Even though I agree with Ulrich that it is wiser to trial something like this as an on/off switch on selected pages (yeah yeah, I don't mind repeating myself), I am convinced that it will be possible to improve the scalability of the feature quite massively. There are quite a few things we aren't doing yet, including
- mass review (showing a slice of 20 suspicious diffs on a page and asking a person to sight them for vandalism) - applying a set of heuristics to rate the "supciousness" of an edit in the same way spam filters do, including constant filter improvement through Bayesian algorithms - making it easier to authenticate from other sites (this is post Single User Login!), and using that authentication information for the "suspiciousness rating". For example, someone who can authenticate as a University Professor is probably more trustworthy than a TOR user.

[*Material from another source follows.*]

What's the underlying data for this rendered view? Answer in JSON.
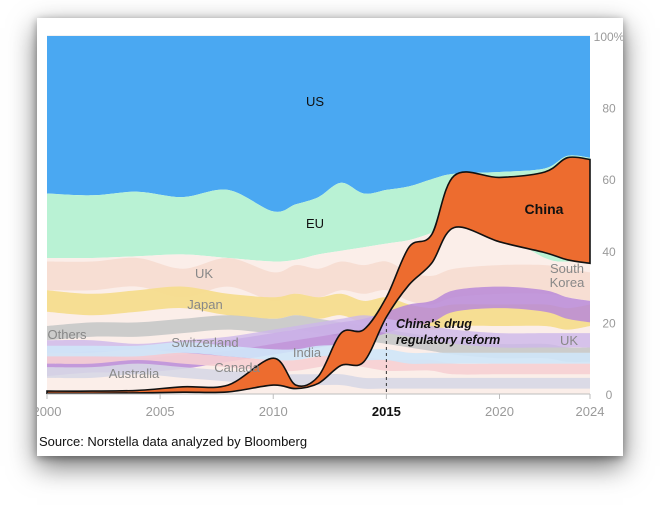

From an editor's point of view, it would even be possible to send an
instant notification once an edit has been approved. Which, in some ways, is even cooler than making the edit yourself, especially if it happens within seconds. If reviewers don't mind being identified, we could even allow immediate real-time interaction via chat.
My vision is that eventually, editors will have access to a "master control center" for reviewing changes they are interested in. This would integrate some of the real-time tools dedicated vandal fighters are already using and plenty of new mechanisms.
While all of this is _hard_, it's not inconceivable. A talented small group of developers with enough funding for a year or two could pull it off.
Kurt, now that things are moving forward on the initial implementation, perhaps the German chapter could pursue some funding for further development in this area, e.g. through the EU? It will probably take at least until early 2008 for the Foundation to become capable to execute such things in a timely fashion, esp. now that we also have to relocate.